Segundo o ministro da saúde de Quebec, Christian Dubé, os agendamentos diários quadruplicaram, saindo de 1,5 mil para 6 mil, após o anúncio da medida. “Infelizmente, temos que proteger essas pessoas delas mesmas e proteger nossa rede de saúde”, explicou. 

Em uma tentativa de conter a nova onda, o governo da província anunciou em 30 de dezembro o retorno de algumas restrições, incluindo um toque de recolher às 22h e a proibição de reuniões privadas.

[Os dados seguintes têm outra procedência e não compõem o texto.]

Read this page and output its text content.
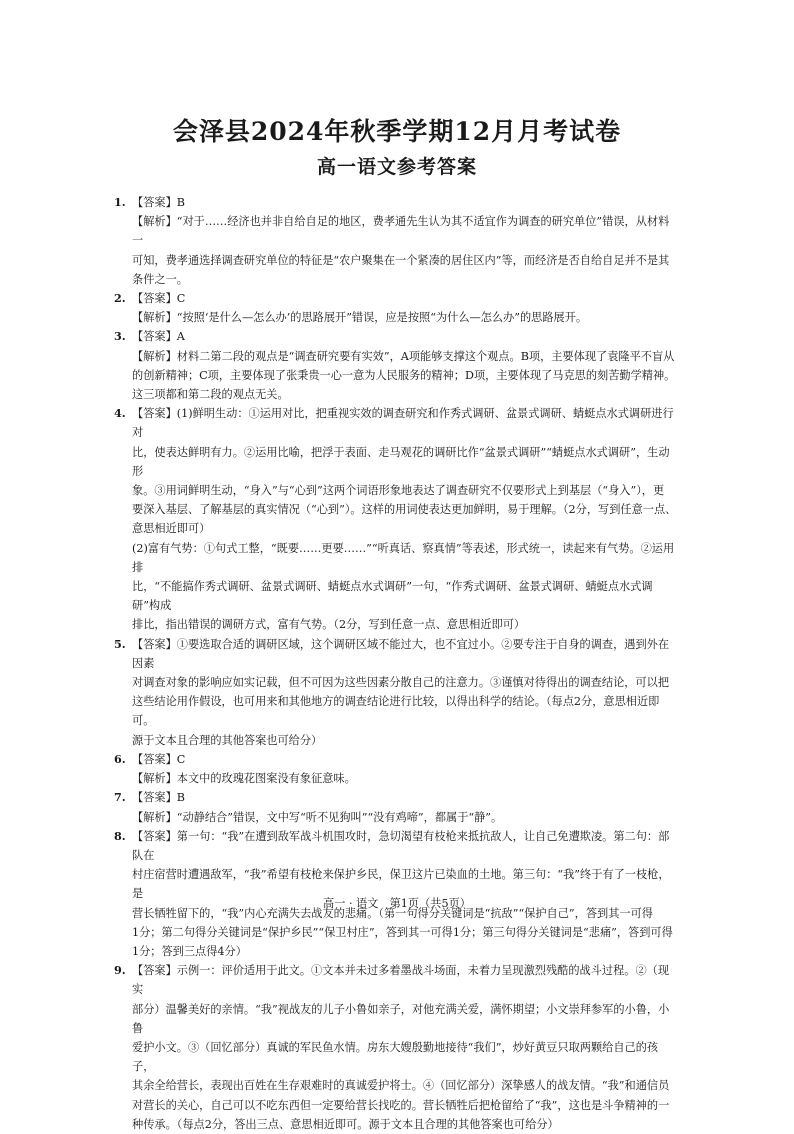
会泽县2024年秋季学期12月月考试卷
高一语文参考答案
1. 【答案】B
【解析】“对于……经济也并非自给自足的地区，费孝通先生认为其不适宜作为调查的研究单位”错误，从材料一
可知，费孝通选择调查研究单位的特征是“农户聚集在一个紧凑的居住区内”等，而经济是否自给自足并不是其
条件之一。
2. 【答案】C
【解析】“按照‘是什么—怎么办’的思路展开”错误，应是按照“为什么—怎么办”的思路展开。
3. 【答案】A
【解析】材料二第二段的观点是“调查研究要有实效”，A项能够支撑这个观点。B项，主要体现了袁隆平不盲从
的创新精神；C项，主要体现了张秉贵一心一意为人民服务的精神；D项，主要体现了马克思的刻苦勤学精神。
这三项都和第二段的观点无关。
4. 【答案】(1)鲜明生动：①运用对比，把重视实效的调查研究和作秀式调研、盆景式调研、蜻蜓点水式调研进行对
比，使表达鲜明有力。②运用比喻，把浮于表面、走马观花的调研比作“盆景式调研”“蜻蜓点水式调研”，生动形
象。③用词鲜明生动，“身入”与“心到”这两个词语形象地表达了调查研究不仅要形式上到基层（“身入”），更
要深入基层、了解基层的真实情况（“心到”）。这样的用词使表达更加鲜明，易于理解。（2分，写到任意一点、
意思相近即可）
(2)富有气势：①句式工整，“既要……更要……”“听真话、察真情”等表述，形式统一，读起来有气势。②运用排
比，“不能搞作秀式调研、盆景式调研、蜻蜓点水式调研”一句，“作秀式调研、盆景式调研、蜻蜓点水式调研”构成
排比，指出错误的调研方式，富有气势。（2分，写到任意一点、意思相近即可）
5. 【答案】①要选取合适的调研区域，这个调研区域不能过大，也不宜过小。②要专注于自身的调查，遇到外在因素
对调查对象的影响应如实记载，但不可因为这些因素分散自己的注意力。③谨慎对待得出的调查结论，可以把
这些结论用作假设，也可用来和其他地方的调查结论进行比较，以得出科学的结论。（每点2分，意思相近即可。
源于文本且合理的其他答案也可给分）
6. 【答案】C
【解析】本文中的玫瑰花图案没有象征意味。
7. 【答案】B
【解析】“动静结合”错误，文中写“听不见狗叫”“没有鸡啼”，都属于“静”。
8. 【答案】第一句：“我”在遭到敌军战斗机围攻时，急切渴望有枝枪来抵抗敌人，让自己免遭欺凌。第二句：部队在
村庄宿营时遭遇敌军，“我”希望有枝枪来保护乡民，保卫这片已染血的土地。第三句：“我”终于有了一枝枪，是
营长牺牲留下的，“我”内心充满失去战友的悲痛。（第一句得分关键词是“抗敌”“保护自己”，答到其一可得
1分；第二句得分关键词是“保护乡民”“保卫村庄”，答到其一可得1分；第三句得分关键词是“悲痛”，答到可得
1分；答到三点得4分）
9. 【答案】示例一：评价适用于此文。①文本并未过多着墨战斗场面，未着力呈现激烈残酷的战斗过程。②（现实
部分）温馨美好的亲情。“我”视战友的儿子小鲁如亲子，对他充满关爱，满怀期望；小文崇拜参军的小鲁，小鲁
爱护小文。③（回忆部分）真诚的军民鱼水情。房东大嫂殷勤地接待“我们”，炒好黄豆只取两颗给自己的孩子，
其余全给营长，表现出百姓在生存艰难时的真诚爱护将士。④（回忆部分）深挚感人的战友情。“我”和通信员
对营长的关心，自己可以不吃东西但一定要给营长找吃的。营长牺牲后把枪留给了“我”，这也是斗争精神的一
种传承。（每点2分，答出三点、意思相近即可。源于文本且合理的其他答案也可给分）
高一 · 语文　第1页（共5页）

No total, 2.742 pessoas com Covid-19 estão internadas e cerca de 255 pessoas estão em UTIs de Quebec.

As hospitalizações também continuam a aumentar na província vizinha de Ontário, a mais populosa do Canadá, com 3.220 pessoas internadas e 477 em terapia intensiva.

Desde 2018, o uso recreativo da maconha é legalizado no Canadá. 

Imposto para não vacinados

Paralisada pela propagação da variante Ômicron, Quebec vai criar, nas próximas semanas, um novo imposto sanitário para quem não está vacinado contra a Covid-19. “Estamos trabalhando em uma contribuição de saúde para todos os adultos que se recusam a ser vacinados, pois eles representam um fardo financeiro para todos os cidadãos da província”, disse o governador de Quebec, François Legault.

Para ele, os 10% dos habitantes da província que ainda não receberam uma dose do imunizante não devem prejudicar os 90% que já se vacinaram. “Não cabe a todos os quebequenses pagar por isso”, afirmou, durante entrevista coletiva. 

Legault especificou que o governo da província quer que o imposto represente uma ‘quantidade significativa’. “Sinto certo descontentamento com a minoria não vacinada que, considerando tudo, obstrui nossos hospitais”.

O governador de Quebec explicou que esses 10% de adultos não vacinados representam 50% das pessoas em unidades de terapia intensiva, situação que descreveu como "chocante". Entretanto, informou que a proposta, cujos detalhes ainda estão sendo finalizados, não se aplicaria àqueles que não podem ser vacinados por razões médicas.